A few of e-mails over the long weekend asked if I had an opinion on the new OLPC announcement (being it seems to be right up my alley given my job). The truth is, I had been trying to avoid the topic because I find the difference between the potential of the idea and the reality almost painful.
For those unfamiliar, OLPC stands for One Laptop Per Child and its an organization that created a cheap laptop for kids in developing nations (though most times OLPC is used to refer to the laptop itself which is officially named the XO-1). It has wireless and flash memory but no hard drive and runs on a Linux operating system. The organization recently announced a new version due out in 2010 that would use a touch screen (see picture below)

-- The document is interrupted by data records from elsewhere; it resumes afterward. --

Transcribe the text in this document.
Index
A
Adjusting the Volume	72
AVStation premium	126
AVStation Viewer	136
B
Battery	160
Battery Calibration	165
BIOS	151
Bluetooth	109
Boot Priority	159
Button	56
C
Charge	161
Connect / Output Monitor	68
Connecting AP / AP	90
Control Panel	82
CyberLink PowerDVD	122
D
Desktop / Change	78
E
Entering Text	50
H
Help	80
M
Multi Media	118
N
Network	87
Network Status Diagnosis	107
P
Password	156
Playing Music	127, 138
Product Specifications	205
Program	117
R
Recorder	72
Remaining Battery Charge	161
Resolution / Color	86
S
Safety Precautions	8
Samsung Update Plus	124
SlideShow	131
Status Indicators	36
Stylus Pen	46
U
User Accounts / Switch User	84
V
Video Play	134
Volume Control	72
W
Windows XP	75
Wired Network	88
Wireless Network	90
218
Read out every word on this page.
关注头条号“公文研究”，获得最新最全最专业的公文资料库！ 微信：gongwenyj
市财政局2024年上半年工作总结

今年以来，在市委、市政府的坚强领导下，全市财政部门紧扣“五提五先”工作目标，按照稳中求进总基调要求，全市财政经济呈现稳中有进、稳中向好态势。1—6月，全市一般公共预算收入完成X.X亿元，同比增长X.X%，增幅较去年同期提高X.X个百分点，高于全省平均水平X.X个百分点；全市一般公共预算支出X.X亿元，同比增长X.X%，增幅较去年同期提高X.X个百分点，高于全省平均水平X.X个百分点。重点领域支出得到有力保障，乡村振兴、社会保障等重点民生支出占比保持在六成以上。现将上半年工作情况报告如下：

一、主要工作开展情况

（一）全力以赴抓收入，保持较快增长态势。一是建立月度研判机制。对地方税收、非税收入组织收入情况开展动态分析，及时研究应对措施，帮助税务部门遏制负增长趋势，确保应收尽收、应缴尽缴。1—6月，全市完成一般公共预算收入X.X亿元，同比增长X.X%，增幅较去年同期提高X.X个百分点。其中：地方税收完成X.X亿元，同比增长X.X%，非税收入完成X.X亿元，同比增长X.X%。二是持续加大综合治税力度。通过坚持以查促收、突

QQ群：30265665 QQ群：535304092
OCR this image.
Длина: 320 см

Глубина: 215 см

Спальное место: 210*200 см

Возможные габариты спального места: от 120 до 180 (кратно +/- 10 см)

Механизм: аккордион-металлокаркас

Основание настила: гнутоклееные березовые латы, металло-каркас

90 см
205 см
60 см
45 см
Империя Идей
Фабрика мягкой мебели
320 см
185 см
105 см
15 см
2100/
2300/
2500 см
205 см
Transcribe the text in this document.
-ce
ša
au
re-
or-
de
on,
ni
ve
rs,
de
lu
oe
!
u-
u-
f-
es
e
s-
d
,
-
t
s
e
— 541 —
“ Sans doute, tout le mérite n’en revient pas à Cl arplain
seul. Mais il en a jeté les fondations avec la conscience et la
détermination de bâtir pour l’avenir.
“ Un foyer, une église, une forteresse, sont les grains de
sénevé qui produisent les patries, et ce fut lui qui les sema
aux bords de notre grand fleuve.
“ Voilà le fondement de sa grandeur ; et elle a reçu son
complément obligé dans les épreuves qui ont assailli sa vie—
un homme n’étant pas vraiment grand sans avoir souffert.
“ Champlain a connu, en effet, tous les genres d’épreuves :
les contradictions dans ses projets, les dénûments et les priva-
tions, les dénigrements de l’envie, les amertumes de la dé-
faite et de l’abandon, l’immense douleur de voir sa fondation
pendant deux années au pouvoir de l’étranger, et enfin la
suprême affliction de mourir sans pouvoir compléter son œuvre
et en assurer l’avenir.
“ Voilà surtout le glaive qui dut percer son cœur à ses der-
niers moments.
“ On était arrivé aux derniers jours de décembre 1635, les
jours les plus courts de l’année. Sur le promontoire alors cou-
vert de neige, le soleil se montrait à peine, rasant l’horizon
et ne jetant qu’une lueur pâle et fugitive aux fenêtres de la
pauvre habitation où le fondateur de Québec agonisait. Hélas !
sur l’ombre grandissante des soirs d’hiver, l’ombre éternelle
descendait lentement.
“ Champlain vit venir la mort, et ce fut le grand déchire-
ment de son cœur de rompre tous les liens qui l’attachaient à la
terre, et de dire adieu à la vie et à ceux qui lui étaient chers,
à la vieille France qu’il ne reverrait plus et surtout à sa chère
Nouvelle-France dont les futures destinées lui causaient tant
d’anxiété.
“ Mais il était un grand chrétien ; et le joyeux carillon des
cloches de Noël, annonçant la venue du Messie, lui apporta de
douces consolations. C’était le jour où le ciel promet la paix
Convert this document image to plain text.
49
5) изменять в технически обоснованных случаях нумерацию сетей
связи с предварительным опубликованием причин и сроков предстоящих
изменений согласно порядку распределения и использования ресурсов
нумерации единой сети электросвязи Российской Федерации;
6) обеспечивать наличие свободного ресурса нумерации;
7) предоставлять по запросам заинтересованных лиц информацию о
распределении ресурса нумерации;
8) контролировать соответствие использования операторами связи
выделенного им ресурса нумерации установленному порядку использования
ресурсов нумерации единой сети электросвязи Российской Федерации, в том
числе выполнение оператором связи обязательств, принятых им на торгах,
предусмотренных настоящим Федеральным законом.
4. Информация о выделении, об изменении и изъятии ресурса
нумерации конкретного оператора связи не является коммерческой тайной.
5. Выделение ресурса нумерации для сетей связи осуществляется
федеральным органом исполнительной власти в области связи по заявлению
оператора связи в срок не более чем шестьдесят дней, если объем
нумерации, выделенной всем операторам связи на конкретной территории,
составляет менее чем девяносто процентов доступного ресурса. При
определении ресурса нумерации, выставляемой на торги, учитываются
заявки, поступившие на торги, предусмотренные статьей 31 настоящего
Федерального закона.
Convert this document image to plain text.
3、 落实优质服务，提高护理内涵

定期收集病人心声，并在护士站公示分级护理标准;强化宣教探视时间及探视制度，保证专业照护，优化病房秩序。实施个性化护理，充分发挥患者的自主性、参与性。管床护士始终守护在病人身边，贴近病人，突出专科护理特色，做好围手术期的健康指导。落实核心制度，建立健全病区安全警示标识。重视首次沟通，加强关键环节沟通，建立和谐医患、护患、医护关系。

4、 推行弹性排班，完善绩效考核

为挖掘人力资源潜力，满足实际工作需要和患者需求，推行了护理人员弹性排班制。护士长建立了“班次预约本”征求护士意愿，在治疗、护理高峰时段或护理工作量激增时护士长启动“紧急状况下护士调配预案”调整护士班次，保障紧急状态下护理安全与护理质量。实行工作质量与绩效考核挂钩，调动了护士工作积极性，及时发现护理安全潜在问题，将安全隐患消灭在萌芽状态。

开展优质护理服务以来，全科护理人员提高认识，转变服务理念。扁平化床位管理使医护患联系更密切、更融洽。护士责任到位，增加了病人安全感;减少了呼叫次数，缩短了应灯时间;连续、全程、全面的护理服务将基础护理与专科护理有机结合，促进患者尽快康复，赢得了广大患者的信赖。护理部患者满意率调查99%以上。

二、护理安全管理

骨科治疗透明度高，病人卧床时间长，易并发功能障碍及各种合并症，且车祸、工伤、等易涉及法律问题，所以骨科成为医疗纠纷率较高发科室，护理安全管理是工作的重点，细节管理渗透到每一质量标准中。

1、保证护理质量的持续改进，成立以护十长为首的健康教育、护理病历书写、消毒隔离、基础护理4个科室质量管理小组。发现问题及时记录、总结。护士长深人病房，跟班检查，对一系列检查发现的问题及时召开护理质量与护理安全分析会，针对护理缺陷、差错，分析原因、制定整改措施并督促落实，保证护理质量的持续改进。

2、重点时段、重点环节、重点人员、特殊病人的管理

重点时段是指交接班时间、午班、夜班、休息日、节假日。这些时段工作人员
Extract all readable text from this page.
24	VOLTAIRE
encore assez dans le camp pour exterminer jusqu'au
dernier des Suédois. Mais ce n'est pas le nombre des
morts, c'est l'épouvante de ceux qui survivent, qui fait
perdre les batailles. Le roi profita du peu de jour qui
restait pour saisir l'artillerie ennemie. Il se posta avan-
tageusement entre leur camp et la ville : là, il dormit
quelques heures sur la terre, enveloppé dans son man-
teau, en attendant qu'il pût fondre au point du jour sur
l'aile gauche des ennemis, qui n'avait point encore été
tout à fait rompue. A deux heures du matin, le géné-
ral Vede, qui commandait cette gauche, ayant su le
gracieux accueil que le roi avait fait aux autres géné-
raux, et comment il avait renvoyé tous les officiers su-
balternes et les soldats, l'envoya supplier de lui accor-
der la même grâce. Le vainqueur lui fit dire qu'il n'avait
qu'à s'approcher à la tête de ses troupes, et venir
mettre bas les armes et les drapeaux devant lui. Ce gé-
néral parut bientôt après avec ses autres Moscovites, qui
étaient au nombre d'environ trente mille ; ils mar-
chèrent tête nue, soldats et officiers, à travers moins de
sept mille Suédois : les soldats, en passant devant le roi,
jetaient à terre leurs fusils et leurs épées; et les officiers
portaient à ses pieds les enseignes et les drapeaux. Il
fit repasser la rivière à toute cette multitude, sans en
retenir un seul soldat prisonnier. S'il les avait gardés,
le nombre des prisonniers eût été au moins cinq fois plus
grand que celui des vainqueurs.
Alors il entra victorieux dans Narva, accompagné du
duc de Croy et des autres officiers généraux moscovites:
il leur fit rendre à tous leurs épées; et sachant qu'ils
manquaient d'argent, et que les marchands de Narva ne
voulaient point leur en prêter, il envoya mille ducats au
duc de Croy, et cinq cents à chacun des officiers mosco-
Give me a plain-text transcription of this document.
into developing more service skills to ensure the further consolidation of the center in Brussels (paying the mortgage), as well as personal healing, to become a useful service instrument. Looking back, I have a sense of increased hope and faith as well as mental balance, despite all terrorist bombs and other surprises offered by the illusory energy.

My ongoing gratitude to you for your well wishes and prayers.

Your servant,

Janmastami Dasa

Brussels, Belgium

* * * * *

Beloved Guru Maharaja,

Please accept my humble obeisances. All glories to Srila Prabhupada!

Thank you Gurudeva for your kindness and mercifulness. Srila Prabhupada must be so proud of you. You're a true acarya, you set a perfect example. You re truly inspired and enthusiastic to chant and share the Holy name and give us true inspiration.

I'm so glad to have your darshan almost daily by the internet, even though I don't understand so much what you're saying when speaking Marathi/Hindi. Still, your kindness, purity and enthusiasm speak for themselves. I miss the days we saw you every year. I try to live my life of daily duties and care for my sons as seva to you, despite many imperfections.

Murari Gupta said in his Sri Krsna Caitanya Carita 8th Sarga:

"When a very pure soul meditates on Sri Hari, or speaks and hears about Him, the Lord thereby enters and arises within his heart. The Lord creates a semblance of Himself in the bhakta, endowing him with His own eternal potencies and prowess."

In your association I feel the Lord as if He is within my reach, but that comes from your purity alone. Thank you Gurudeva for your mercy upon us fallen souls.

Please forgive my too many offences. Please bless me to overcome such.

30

Look, as much as I hate to say it, the OLPC has never been a good idea. In fact, my entire career is an example of how its not a good idea.
You see, I do what I do because there's no money in helping kids. Simple as that. No one spends money on helping kids because no VC will fund a startup that helps kids because most of the kids who need help don't have the money to pay for it. Which means almost no good software gets written to help kids.
You ever wonder why educational software is so lousy?
Its because it was done on a shoestring budget by a programmer who was probably working for cheap. Again, there's simply no money in helping kids.
Which brings us back to the OLPC.
OLPC uses a rare version of Linux with a custom environment called Sugar on top of it. This means that software has to be specifically written for the OLPC and that just isn't going to happen. That developer I mentioned before, the one who built cheaply made children's programs, isn't going to learn Python, Sugar and Linux to write for a laptop that only poor kids are going to have.
So while I love the idea of every kid in the world carrying around their own mini-notebook I realize that no software is going to be written for it unless its bootstrapped onto something else. Giving kids a PC with no software is about as bad as giving them no PC at all.
That, by the way, is where products like Asus' Eee PC come in. The Eee PC is a $399 "mini-pc" running a full version of XP Home. It isn't rugged-ized which is a problem when dealing with kids and it costs $199 more but it can run any Windows software and comes with a few niceties like a built in webcam.
Plus, the OLPC organization has never been great with price. The OLPC 1.0 was supposed to come in under $99 but it ended up costing $200. Now they say they have a more advanced touch screen model that's going to cost $78 and we're supposed to believe them? Not likely...
Anyway, long story short, the OLPC is a nice thought but it will never get traction. I can't wait for the day when every kid can have their own notebook but that isn't going to happen through the OLPC.